Despite patently not being the older woman Elizabeth Woodville so crucially was in her marriage to Edward IV (as Colin Hurley’s King Edward makes plain), Barnett creates a layered creature of this upstart queen, so steely of ambition as to countenance the incestuous marriage of her daughter to Richard. The interplay between Barnett and Garnon’s doughty Duchess of York is a delight, bringing a warmth rather lacking from the production’s political encounters.
Paul Chahidi’s Hastings is a brave exercise in self-regarding vulgarity – another villain who isn’t quite all he seems – and finds counterbalance in Liam Brennan’s wholesome Clarence. Roger Lloyd Pack feels miscast as the side-switching Buckingham, slipping more snugly into the bonhomous sidekick of the early scenes than the conscience-stricken Lord of the latter.
Jenny Tiramani’s designs are minimal, relying on the Globe’s regular architectural features to do their work. But between the marble pillars and painted panelling of doors (together, of course, with the costumes) the effect is a little visually bewildering, distracting focus from the intricacy of Rylance’s own dramatic designs. Placing audience members in the onstage gallery was, however, a lovely touch in this play where walls have ears, where playing to the crowd is everything.

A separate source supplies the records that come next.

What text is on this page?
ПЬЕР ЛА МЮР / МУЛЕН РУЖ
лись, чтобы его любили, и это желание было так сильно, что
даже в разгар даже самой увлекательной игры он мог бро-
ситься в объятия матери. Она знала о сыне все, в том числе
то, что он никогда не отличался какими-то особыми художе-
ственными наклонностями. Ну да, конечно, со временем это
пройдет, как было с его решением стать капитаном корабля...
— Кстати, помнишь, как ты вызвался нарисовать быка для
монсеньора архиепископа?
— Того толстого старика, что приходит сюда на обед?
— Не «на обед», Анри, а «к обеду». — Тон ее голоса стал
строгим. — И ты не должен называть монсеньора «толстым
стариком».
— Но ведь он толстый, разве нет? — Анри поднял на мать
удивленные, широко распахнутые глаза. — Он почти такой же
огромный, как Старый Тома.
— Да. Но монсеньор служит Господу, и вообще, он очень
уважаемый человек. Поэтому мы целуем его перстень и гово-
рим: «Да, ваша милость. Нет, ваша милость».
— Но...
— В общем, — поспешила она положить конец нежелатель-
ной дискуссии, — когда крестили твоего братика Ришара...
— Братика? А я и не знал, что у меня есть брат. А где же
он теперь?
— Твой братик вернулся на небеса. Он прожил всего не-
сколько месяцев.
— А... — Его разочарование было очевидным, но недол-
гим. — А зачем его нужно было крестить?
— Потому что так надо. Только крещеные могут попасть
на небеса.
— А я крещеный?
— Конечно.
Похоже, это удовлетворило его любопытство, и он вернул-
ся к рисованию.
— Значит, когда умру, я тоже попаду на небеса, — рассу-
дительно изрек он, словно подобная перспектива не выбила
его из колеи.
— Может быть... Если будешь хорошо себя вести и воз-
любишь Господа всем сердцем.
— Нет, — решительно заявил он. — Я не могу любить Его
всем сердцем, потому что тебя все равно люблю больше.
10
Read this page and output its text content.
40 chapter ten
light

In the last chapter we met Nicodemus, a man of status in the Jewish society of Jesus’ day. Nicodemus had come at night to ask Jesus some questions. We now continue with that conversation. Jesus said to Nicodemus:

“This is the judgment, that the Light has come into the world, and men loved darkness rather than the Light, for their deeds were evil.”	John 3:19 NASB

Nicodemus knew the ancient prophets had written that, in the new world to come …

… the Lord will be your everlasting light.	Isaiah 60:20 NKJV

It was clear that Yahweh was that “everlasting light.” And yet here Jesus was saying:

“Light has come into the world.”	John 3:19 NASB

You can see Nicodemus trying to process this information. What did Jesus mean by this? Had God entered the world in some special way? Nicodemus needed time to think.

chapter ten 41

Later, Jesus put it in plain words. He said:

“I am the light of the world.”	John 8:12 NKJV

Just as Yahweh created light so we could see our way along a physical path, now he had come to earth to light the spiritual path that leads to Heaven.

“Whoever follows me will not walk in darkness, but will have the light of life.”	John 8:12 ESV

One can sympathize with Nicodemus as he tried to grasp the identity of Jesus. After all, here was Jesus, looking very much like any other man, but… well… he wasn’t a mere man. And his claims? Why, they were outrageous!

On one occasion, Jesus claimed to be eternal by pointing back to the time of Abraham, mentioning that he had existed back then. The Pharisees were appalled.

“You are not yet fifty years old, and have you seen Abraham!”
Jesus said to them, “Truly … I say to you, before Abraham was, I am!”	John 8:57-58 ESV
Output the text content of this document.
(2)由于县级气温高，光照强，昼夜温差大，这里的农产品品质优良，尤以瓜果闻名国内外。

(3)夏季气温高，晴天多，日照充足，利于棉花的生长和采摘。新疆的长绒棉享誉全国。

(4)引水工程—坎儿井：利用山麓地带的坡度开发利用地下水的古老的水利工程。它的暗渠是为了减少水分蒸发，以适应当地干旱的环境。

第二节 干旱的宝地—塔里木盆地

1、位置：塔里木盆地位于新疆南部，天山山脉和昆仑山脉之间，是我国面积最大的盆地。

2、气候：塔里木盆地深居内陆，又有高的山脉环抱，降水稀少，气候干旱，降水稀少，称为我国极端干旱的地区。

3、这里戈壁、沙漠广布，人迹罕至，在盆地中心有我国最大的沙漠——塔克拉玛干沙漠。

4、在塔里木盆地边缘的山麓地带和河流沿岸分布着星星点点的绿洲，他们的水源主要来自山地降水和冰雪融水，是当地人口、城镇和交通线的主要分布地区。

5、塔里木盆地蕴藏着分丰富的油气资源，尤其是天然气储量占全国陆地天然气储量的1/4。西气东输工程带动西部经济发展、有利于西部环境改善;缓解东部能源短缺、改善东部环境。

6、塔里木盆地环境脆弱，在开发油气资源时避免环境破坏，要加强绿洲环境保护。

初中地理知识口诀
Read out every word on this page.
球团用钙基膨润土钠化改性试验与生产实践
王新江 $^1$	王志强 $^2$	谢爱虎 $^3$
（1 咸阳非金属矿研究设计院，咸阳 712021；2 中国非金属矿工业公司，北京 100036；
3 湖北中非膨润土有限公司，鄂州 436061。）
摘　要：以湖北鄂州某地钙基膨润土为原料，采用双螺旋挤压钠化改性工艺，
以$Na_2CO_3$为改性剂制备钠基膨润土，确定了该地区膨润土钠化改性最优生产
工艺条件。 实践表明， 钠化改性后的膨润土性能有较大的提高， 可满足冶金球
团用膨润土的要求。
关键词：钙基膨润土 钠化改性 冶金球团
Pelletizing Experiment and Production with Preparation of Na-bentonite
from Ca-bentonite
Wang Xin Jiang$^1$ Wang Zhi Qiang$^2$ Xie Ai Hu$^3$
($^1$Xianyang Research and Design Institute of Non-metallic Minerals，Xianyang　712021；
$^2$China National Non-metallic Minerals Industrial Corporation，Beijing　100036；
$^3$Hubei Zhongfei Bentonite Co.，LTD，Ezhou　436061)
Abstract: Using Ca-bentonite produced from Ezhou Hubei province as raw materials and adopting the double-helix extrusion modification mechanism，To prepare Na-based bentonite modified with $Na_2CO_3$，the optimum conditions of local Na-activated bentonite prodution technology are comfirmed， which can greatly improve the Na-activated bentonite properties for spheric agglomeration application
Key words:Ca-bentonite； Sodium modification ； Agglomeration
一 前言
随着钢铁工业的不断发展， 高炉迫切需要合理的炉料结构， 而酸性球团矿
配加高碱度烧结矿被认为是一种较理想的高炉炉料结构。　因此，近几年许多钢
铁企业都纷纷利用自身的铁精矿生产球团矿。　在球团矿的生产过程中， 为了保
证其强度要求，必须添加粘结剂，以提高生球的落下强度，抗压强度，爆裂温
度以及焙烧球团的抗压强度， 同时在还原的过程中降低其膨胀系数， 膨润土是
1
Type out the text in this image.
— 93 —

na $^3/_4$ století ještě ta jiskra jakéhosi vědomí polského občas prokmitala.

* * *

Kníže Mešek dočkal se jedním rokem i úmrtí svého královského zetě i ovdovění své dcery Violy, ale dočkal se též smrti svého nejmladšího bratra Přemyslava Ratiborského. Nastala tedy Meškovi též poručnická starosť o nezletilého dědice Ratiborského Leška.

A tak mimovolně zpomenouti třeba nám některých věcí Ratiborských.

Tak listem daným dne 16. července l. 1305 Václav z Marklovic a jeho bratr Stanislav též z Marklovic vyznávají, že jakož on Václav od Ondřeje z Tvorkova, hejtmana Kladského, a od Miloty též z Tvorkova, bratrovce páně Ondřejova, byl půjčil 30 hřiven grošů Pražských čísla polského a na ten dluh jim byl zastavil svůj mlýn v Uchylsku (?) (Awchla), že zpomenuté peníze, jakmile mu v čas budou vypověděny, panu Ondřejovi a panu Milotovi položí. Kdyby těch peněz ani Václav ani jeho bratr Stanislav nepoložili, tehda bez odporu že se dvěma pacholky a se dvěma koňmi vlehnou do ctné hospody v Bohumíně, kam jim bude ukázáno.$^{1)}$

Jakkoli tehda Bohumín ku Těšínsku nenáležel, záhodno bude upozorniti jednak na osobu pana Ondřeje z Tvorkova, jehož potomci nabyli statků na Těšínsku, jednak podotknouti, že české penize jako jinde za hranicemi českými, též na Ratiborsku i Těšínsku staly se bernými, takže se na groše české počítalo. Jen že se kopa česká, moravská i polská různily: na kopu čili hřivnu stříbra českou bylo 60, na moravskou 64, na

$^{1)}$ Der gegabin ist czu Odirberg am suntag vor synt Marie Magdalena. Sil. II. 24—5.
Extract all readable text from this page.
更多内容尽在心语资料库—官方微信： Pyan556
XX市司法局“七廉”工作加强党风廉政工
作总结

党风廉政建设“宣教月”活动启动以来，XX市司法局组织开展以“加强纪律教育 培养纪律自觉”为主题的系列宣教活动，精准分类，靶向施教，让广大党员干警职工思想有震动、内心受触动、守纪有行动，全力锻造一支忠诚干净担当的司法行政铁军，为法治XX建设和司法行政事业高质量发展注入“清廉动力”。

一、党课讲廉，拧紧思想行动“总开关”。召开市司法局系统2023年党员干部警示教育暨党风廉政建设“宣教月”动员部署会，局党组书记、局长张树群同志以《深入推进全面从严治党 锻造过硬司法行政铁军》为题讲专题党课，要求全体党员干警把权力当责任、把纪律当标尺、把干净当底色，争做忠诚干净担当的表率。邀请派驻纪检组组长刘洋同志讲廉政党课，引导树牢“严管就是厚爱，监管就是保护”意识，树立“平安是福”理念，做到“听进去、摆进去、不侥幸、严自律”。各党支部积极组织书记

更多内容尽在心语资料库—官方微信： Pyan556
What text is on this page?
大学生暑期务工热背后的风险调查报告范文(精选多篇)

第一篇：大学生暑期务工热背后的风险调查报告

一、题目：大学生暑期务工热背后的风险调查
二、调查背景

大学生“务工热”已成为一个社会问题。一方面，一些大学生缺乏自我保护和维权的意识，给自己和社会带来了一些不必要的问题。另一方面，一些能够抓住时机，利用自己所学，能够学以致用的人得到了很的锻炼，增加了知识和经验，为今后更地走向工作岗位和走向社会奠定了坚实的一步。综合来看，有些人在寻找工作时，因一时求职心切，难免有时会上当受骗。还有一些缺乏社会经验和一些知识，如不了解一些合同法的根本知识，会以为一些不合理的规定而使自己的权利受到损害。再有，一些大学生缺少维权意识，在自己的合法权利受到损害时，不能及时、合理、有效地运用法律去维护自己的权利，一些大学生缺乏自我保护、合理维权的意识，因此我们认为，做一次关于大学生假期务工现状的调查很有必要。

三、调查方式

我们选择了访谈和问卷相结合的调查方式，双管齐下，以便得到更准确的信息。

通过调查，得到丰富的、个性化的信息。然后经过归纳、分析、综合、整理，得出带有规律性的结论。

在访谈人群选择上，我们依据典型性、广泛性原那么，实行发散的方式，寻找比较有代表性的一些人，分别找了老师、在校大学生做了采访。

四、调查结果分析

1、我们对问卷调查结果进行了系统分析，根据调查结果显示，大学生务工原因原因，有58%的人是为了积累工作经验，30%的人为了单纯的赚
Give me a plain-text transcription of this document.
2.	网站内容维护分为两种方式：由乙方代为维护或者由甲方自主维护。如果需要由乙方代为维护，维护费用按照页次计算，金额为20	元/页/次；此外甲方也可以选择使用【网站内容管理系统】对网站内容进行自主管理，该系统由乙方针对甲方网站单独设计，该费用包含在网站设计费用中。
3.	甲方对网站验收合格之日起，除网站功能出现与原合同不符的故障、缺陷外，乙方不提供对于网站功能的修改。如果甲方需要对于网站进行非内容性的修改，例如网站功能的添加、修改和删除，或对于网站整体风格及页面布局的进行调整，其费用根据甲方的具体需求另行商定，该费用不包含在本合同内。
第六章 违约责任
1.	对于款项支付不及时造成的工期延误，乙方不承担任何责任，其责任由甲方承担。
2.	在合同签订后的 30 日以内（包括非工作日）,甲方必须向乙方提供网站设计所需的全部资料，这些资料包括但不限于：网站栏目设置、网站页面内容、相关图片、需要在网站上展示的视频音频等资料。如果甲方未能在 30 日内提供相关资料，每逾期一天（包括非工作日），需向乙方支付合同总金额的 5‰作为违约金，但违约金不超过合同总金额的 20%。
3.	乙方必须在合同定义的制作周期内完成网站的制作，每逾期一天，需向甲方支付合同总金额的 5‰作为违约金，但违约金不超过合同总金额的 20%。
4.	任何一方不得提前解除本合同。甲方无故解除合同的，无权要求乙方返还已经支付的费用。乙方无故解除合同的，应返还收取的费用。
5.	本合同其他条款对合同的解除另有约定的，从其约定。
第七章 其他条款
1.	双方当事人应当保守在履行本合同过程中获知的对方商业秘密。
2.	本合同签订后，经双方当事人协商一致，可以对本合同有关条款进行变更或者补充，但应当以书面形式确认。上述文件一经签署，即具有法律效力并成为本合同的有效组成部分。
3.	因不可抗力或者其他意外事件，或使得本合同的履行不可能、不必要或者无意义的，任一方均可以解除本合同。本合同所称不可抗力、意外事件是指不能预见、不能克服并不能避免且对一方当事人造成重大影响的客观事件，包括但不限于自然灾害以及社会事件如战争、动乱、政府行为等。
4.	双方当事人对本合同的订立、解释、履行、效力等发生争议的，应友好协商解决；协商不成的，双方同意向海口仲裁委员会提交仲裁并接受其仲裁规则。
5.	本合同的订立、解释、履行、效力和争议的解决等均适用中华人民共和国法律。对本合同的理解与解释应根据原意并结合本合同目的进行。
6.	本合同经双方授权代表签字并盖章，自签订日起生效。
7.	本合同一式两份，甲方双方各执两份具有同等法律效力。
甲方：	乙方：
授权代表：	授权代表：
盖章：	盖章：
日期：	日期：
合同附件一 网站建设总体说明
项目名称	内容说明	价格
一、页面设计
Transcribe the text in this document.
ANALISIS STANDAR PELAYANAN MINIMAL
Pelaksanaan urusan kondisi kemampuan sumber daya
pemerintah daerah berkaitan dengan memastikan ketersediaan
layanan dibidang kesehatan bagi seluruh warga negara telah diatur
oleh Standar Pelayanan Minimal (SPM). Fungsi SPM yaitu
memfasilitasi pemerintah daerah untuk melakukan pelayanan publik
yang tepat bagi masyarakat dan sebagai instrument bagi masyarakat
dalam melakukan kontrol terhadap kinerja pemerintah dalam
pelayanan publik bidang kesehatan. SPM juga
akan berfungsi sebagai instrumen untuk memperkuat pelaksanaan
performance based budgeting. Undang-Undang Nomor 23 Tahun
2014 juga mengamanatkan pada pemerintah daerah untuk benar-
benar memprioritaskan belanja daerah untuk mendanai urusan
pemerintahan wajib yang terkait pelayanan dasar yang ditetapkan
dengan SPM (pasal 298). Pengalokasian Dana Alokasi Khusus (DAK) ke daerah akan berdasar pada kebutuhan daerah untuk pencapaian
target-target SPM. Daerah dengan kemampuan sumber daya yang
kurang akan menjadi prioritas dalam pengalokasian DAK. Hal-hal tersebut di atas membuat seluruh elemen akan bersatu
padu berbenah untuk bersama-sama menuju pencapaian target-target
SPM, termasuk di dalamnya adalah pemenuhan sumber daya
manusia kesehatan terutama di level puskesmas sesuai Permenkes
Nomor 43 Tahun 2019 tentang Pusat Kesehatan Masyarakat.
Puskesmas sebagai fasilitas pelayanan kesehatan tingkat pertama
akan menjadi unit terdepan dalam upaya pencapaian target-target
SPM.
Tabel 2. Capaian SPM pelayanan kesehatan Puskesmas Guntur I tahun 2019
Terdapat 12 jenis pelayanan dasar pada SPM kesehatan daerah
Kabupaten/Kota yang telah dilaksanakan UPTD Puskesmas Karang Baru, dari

Already set for a West End transfer, Tim Carroll’s quietly tragic Richard III offers a striking alternative to the overt darkness of the Old Vic’s recent production. But where the ensemble skills of the latter elevated its leading man, Carroll’s at times threatens to undercut his. Rylance is unquestionably the star here, but in stepping back and keeping all muted around him, Carroll does him a disservice. There’s no warped Richard who isn’t the more unnerving for a charged seduction scene, nor the more bitterly monomaniacal for a healthy rivalry with Buckingham.